By Jonathan Kaminsky
NEW ORLEANS (Reuters) - Robert Durst, the real estate scion awaiting extradition to California to face a murder charge, pleaded not guilty in Louisiana state court on Thursday to firearms offences stemming from his arrest last month in New Orleans.
Prosecutors in California have been seeking Durst's return to Los Angeles County, where he stands accused of the December 2000 slaying of a longtime friend, Susan Berman, in a case recently chronicled in the HBO documentary series "The Jinx: The Life and Deaths of Robert Durst."
The final episode of the series aired one day after his March 14 arrest at a New Orleans hotel, where authorities said he was staying under an assumed name with $42,000 in cash, a revolver, a stash of marijuana and a latex mask.

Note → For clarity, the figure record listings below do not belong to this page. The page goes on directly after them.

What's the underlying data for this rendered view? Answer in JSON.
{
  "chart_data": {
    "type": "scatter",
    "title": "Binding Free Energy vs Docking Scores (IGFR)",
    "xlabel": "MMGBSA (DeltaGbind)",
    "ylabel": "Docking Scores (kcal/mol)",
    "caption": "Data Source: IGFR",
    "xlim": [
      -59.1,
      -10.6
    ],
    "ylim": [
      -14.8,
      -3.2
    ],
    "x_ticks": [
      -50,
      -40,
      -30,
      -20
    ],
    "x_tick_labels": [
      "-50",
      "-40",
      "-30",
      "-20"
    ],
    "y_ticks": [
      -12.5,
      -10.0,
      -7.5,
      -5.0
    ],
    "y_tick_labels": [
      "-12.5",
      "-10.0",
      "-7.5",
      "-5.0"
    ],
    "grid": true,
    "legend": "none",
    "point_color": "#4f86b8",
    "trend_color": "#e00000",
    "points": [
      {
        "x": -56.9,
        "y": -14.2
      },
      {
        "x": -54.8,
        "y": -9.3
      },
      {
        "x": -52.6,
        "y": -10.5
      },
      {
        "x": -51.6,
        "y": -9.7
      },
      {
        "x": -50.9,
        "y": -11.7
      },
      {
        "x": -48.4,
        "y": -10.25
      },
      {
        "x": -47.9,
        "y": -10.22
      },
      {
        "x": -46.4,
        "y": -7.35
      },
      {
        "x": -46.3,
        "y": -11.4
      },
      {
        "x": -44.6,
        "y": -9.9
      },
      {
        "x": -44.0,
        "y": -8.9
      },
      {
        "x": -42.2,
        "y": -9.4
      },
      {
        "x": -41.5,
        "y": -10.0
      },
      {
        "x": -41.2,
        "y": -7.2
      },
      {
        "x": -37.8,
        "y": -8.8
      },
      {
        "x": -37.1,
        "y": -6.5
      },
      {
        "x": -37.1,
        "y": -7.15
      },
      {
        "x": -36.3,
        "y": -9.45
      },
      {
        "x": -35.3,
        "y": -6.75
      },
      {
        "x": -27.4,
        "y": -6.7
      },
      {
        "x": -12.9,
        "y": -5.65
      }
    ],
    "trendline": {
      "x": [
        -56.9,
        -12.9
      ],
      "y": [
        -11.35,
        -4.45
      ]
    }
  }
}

Prospects for his extradition to California apparently were complicated on Wednesday when a grand jury in New Orleans indicted him on charges of possessing a weapon as a felon and carrying a firearm with a controlled substance.
Durst, 71, who has been denied bail as a flight risk, is next due in court on the New Orleans charges on May 7.

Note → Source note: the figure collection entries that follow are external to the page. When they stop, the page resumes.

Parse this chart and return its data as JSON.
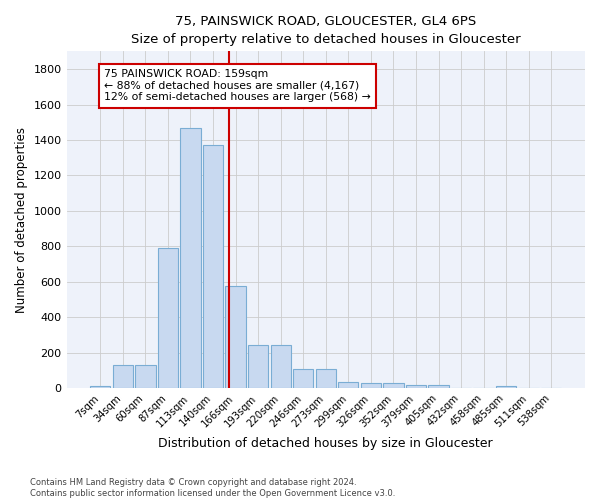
{
  "title1": "75, PAINSWICK ROAD, GLOUCESTER, GL4 6PS",
  "title2": "Size of property relative to detached houses in Gloucester",
  "xlabel": "Distribution of detached houses by size in Gloucester",
  "ylabel": "Number of detached properties",
  "bin_labels": [
    "7sqm",
    "34sqm",
    "60sqm",
    "87sqm",
    "113sqm",
    "140sqm",
    "166sqm",
    "193sqm",
    "220sqm",
    "246sqm",
    "273sqm",
    "299sqm",
    "326sqm",
    "352sqm",
    "379sqm",
    "405sqm",
    "432sqm",
    "458sqm",
    "485sqm",
    "511sqm",
    "538sqm"
  ],
  "bar_values": [
    10,
    130,
    130,
    790,
    1470,
    1370,
    575,
    245,
    245,
    110,
    110,
    35,
    30,
    30,
    20,
    20,
    0,
    0,
    15,
    0,
    0
  ],
  "bar_color": "#c8d9f0",
  "bar_edgecolor": "#7aadd4",
  "vline_x_index": 5.72,
  "vline_color": "#cc0000",
  "annotation_text": "75 PAINSWICK ROAD: 159sqm\n← 88% of detached houses are smaller (4,167)\n12% of semi-detached houses are larger (568) →",
  "annotation_box_color": "#ffffff",
  "annotation_box_edgecolor": "#cc0000",
  "ylim": [
    0,
    1900
  ],
  "yticks": [
    0,
    200,
    400,
    600,
    800,
    1000,
    1200,
    1400,
    1600,
    1800
  ],
  "footer1": "Contains HM Land Registry data © Crown copyright and database right 2024.",
  "footer2": "Contains public sector information licensed under the Open Government Licence v3.0.",
  "bg_color": "#ffffff",
  "plot_bg_color": "#eef2fa"
}
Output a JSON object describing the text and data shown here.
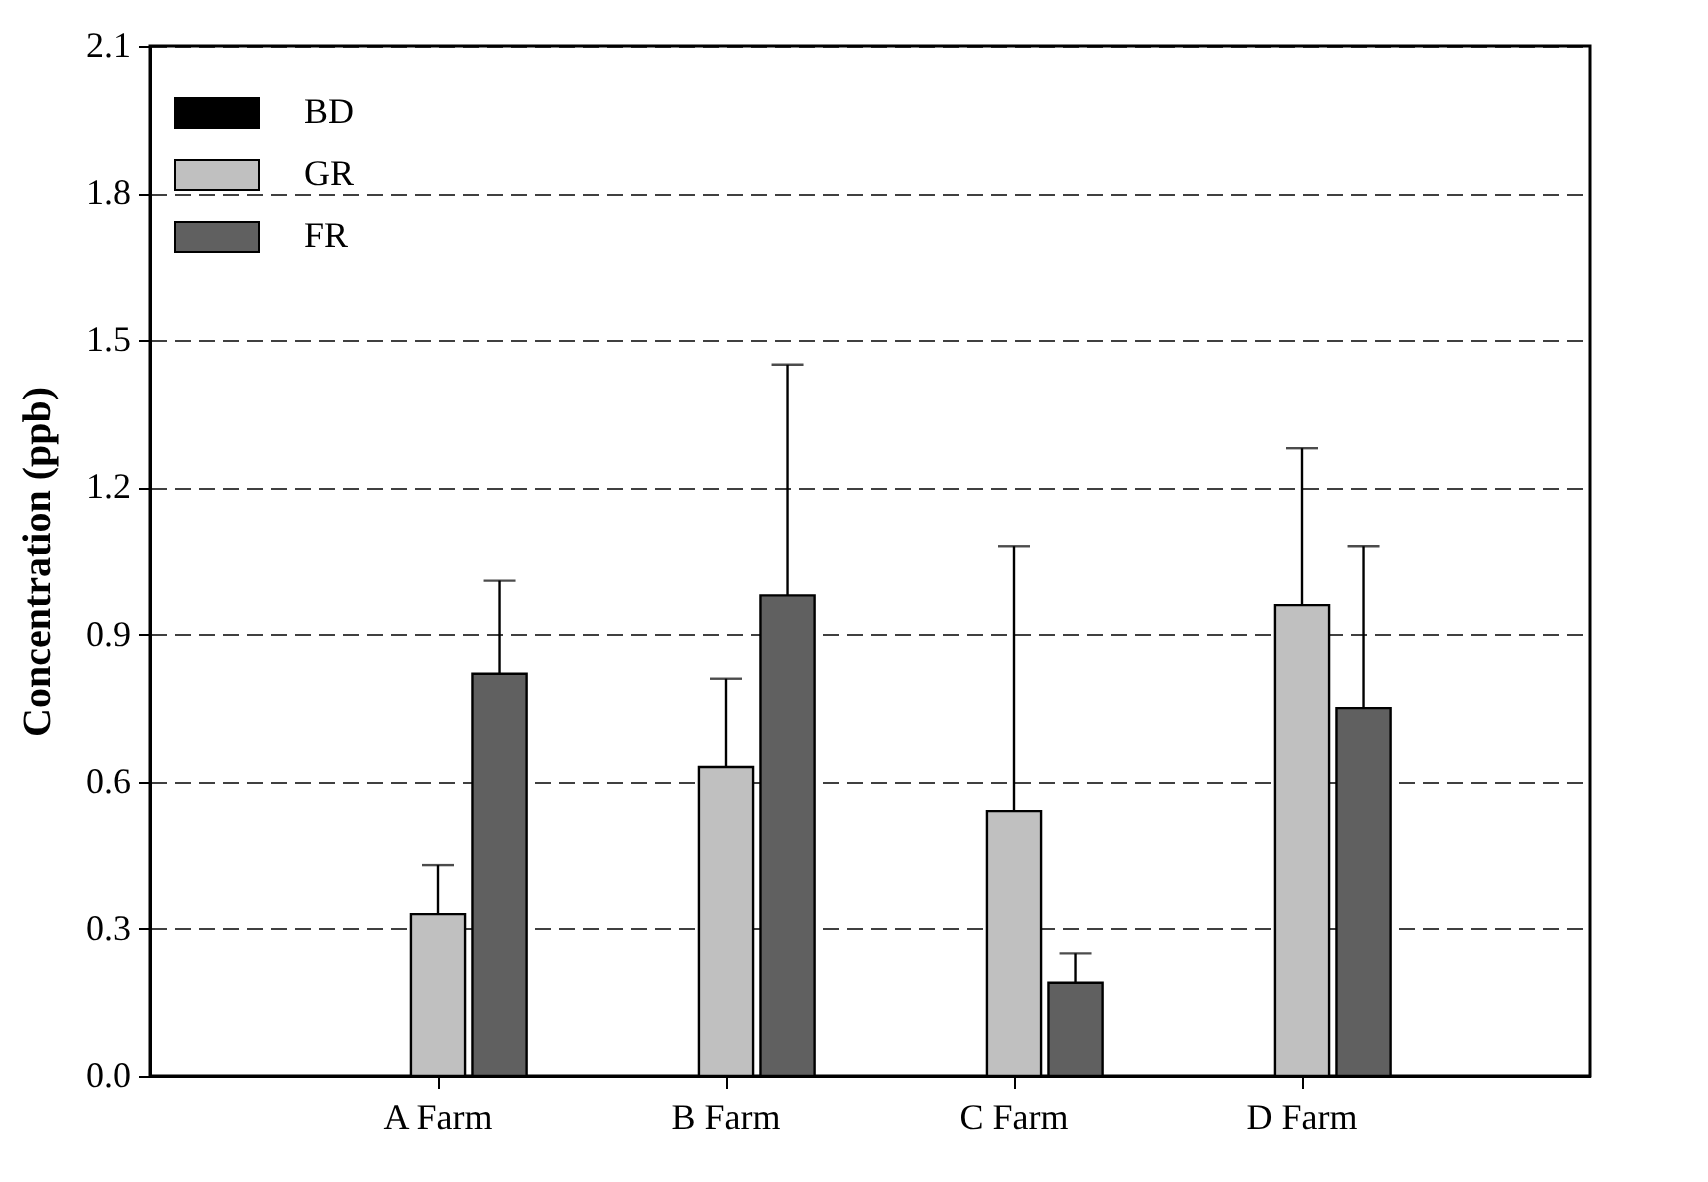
{
  "chart_data": {
    "type": "bar",
    "ylabel": "Concentration (ppb)",
    "categories": [
      "A Farm",
      "B Farm",
      "C Farm",
      "D Farm"
    ],
    "series": [
      {
        "name": "BD",
        "color": "#000000",
        "values": [
          null,
          null,
          null,
          null
        ]
      },
      {
        "name": "GR",
        "color": "#c0c0c0",
        "values": [
          0.33,
          0.63,
          0.54,
          0.96
        ],
        "errors": [
          [
            0.33,
            0.43
          ],
          [
            0.63,
            0.81
          ],
          [
            0.54,
            1.08
          ],
          [
            0.96,
            1.28
          ]
        ]
      },
      {
        "name": "FR",
        "color": "#606060",
        "values": [
          0.82,
          0.98,
          0.19,
          0.75
        ],
        "errors": [
          [
            0.82,
            1.01
          ],
          [
            0.98,
            1.45
          ],
          [
            0.19,
            0.25
          ],
          [
            0.75,
            1.08
          ]
        ]
      }
    ],
    "ylim": [
      0,
      2.1
    ],
    "yticks": [
      {
        "value": 0,
        "label": "0.0"
      },
      0.3,
      0.6,
      0.9,
      1.2,
      1.5,
      1.8,
      2.1
    ],
    "grid": "y",
    "line_style": "dashed",
    "legend": "top left"
  }
}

Attorneys in the case are also due in federal court in New Orleans on Thursday afternoon on a related charge stemming from a complaint filed on Tuesday asserting Durst possessed a weapon as a felon, for which he has not been indicted.
"I feel like we're being tag-teamed, and I feel like we need to be in California where the main case is so we can try the case," Dick DeGuerin, an attorney for Durst, told reporters outside the state courthouse on Thursday.

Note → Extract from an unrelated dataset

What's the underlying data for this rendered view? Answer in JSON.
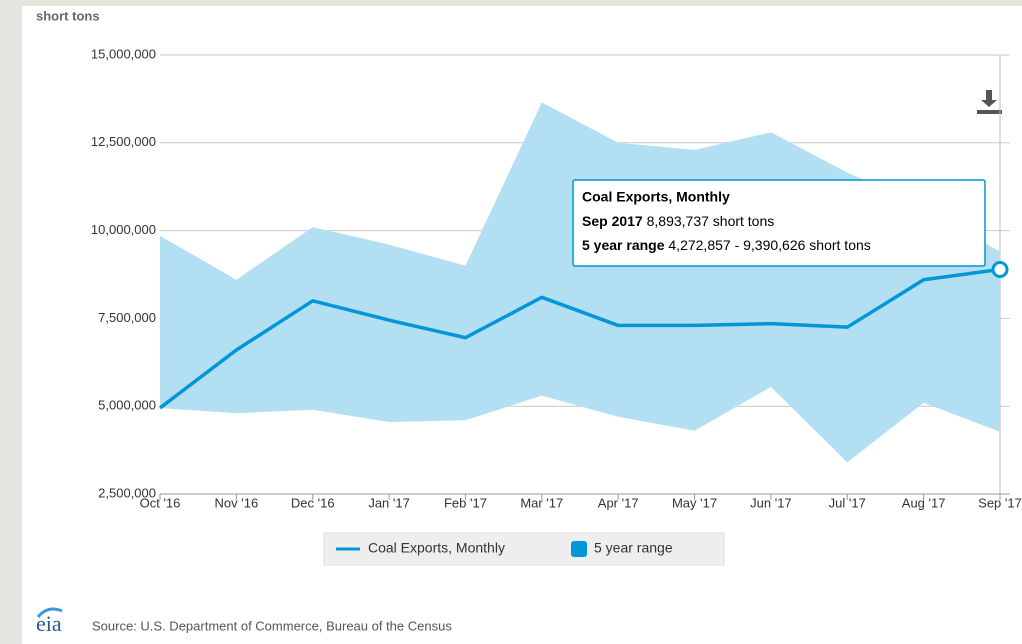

Durst's attorneys have previously argued that FBI agents who arrested him and conducted an initial search of his hotel room did so without the proper warrants.
The HBO series documented several police investigations of Durst over the years, including the dismemberment killing of a male neighbour in Texas in 2003 for which he was tried on murder charges and acquitted, and the 1982 disappearance of his wife, Kathleen, in New York.
Towards the end of the series, he was presented with evidence that his handwriting appeared to match that of Berman's likely killer. Durst's voice was subsequently captured on a microphone as he said that he had "killed them all."
He has long been estranged from his powerful family, known for its significant New York real estate holdings.